I had never heard of the painter, Sorolla, until I recently saw an advert on the Tube for an exhibition of his work at the National Gallery. This week, I visited the exhibition. What is immediately apparent from his work is the way he uses of light, and in particular sunlight (and perhaps it’s not a surprise that the exhibition was entitled Sorolla: Spanish Master of Light). The paintings have a particular ethereal quality to them, which is more apparent when you see the paintings in real life. The light brushstrokes to illuminate the paintings are not always in an obvious place like on the subjects’ faces. Instead, Sorolla chooses to illuminate the folds in fabric they wear. The effect can be quite different, depending on how close you stand to the painting. Further away, the light and the dark seem to merge. Close by it’s possible to pick out individual broad based brush strokes.

 

There is no set way to “paint”, each artist has their own style and way of interpreting the scene. I’m sure if another artist had painted the exact same scenes, it would almost certainly look different to what Sorolla has painted. That after all is the whole point of art, for the artist to interpret what they see and to express themselves. It is also clearly an artistic element in what an artist chooses to paint. A photograph may record a scene most accurately, but it is different to a painting! Of course, technical skills are necessary in order to put paint it on to a canvas, and indeed it takes a lot of time to hone these skills (and in many cases it might simply be impossible.. I’ll never paint like Sorolla for one!). However, technical skills in isolation are not sufficient.

 

When it comes to data science, a lot of the emphasis can be on the various techniques we can use to slice and dice data, and how to code. Of course, having a good understanding of statistics and being able to write code are very important, and these skills need to be learnt. However, in practice, before we even pick up our keyboard in anger to type, and write some Python for a particular project, it’s important to think about the artistic element of data science. What questions do we want to ask? What data can we use to answer these questions? Only then, should we start number crunching.

 

Even when it comes to actually answering the question and coding, often it can be an art too. Sometimes we might need to combine together different statistical techniques. Coding is also a creative process in itself. There’s a big difference between some code which works, and code which is elegant, scalable and maintainable. We often need to understand our domain too, which in my case is finance. This can help us articulate the question and also avoid mistakes. When developing trading strategies one common mistake, is not understanding liquidity and the market.
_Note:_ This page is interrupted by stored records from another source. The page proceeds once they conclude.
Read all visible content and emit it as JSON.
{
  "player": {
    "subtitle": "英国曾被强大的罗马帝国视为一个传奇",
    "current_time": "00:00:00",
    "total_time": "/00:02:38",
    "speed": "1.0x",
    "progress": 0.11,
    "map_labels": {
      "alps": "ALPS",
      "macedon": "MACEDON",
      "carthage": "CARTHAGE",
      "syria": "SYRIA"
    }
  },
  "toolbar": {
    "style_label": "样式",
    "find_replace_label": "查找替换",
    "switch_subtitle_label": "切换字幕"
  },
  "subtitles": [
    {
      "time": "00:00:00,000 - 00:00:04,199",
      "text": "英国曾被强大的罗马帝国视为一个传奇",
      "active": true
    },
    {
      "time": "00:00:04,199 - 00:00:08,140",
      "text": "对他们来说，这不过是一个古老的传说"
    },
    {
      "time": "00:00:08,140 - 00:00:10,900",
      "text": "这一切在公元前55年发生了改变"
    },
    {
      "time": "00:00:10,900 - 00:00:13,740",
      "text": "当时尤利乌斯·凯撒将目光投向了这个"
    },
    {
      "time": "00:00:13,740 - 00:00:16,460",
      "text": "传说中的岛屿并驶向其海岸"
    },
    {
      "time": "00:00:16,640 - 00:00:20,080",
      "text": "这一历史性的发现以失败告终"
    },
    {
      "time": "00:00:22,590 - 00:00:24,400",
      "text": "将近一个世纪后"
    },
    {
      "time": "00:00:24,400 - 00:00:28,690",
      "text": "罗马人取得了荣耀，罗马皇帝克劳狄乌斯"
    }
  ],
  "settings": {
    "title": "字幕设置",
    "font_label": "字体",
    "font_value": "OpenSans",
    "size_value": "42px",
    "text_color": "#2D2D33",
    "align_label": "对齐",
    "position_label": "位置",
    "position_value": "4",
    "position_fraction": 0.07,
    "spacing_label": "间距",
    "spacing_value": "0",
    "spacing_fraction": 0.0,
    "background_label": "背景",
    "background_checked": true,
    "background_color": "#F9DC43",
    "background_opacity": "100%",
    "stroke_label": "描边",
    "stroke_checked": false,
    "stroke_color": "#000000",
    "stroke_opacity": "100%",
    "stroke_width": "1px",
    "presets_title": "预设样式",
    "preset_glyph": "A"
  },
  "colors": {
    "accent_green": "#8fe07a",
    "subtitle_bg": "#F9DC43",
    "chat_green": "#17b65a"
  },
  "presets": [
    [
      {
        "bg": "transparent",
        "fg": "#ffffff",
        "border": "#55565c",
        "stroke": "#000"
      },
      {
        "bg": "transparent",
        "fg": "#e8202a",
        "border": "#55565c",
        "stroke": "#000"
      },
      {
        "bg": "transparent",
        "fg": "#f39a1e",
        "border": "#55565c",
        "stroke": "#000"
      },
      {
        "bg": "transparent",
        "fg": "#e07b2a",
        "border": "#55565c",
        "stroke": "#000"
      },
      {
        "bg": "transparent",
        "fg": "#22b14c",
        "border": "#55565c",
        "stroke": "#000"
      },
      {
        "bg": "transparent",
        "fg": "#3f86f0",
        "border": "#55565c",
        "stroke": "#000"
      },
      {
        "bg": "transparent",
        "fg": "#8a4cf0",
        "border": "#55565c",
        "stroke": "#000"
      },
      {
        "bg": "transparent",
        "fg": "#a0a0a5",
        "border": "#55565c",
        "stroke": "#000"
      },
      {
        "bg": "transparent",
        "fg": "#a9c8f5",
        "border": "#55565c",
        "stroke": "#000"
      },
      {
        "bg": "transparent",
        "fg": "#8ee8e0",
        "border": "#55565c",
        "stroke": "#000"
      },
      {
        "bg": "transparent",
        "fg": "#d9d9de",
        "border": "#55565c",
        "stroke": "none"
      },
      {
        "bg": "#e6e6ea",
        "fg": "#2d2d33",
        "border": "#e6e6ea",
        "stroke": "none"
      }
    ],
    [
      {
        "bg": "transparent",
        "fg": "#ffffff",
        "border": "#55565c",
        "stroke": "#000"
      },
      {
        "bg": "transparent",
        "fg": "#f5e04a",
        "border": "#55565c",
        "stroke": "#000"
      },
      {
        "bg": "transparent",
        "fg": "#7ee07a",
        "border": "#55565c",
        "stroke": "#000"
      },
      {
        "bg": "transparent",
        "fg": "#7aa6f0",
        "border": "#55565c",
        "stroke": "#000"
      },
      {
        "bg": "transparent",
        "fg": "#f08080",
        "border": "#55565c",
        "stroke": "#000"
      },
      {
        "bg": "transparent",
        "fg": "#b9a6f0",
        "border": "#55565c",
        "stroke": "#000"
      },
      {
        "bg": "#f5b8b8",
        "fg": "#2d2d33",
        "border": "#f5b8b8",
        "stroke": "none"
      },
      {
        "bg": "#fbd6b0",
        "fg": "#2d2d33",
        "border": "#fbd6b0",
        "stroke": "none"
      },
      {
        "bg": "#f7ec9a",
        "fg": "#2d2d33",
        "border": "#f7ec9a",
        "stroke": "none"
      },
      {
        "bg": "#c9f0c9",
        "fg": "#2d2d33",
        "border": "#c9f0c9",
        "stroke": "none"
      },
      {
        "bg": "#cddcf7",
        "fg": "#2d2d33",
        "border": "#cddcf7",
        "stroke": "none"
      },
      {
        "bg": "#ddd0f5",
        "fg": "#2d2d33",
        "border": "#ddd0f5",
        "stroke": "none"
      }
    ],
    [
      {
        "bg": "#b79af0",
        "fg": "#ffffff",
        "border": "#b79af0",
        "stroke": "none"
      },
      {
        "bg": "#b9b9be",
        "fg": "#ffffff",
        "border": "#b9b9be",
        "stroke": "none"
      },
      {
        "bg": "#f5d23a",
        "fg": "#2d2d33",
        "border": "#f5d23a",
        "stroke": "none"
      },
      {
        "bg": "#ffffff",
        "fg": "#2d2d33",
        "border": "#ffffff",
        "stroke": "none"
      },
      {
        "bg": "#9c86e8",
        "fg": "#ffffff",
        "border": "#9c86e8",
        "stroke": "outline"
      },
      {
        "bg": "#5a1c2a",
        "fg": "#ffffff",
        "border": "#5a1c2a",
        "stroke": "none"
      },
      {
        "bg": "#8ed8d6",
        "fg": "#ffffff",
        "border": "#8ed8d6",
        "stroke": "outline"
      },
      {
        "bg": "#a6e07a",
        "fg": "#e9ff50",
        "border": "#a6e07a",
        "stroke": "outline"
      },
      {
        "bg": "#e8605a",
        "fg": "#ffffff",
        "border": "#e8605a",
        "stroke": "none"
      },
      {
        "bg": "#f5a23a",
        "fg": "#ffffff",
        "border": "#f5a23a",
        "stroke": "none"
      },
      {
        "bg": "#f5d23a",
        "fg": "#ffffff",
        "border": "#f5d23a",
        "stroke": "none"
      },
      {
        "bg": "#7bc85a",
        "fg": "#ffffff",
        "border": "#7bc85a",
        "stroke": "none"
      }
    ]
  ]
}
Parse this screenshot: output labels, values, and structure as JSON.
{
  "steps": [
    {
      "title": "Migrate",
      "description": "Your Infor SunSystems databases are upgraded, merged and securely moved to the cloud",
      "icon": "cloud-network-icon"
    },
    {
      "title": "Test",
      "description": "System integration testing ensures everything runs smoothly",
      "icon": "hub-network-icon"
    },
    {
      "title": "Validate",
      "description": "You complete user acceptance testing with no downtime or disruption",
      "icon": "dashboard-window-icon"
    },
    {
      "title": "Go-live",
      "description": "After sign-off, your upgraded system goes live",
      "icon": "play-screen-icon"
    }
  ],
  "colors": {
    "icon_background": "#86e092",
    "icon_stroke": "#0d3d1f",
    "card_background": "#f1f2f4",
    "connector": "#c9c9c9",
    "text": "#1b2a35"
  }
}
Hence, stuff might look great on paper, but with reasonable transaction costs, it becomes totally untradeable. I could go on and on about mistakes that it’s possible to make, if we have no understanding of the domain, but it really is an important! If you have no domain knowledge, it’s worth working with someone who does have it.

 

Data science really isn’t a matter of pointing and clicking and getting an answer, which has been amalgamated through a plethora of data mining, without any real thought or direction. Yes, you need to learn the technical skills which take time and effort. That is a prerequisite, but it needs more than that. Data science, whether in finance or outside of finance, is about thinking laterally and creatively to ask the right questions! It’s just like trying to compare an Instagram filter to Sorolla’s painting, and somehow equating them… please don’t do that! Please do go and see Sorolla’s exhibition in London before it finishes in July!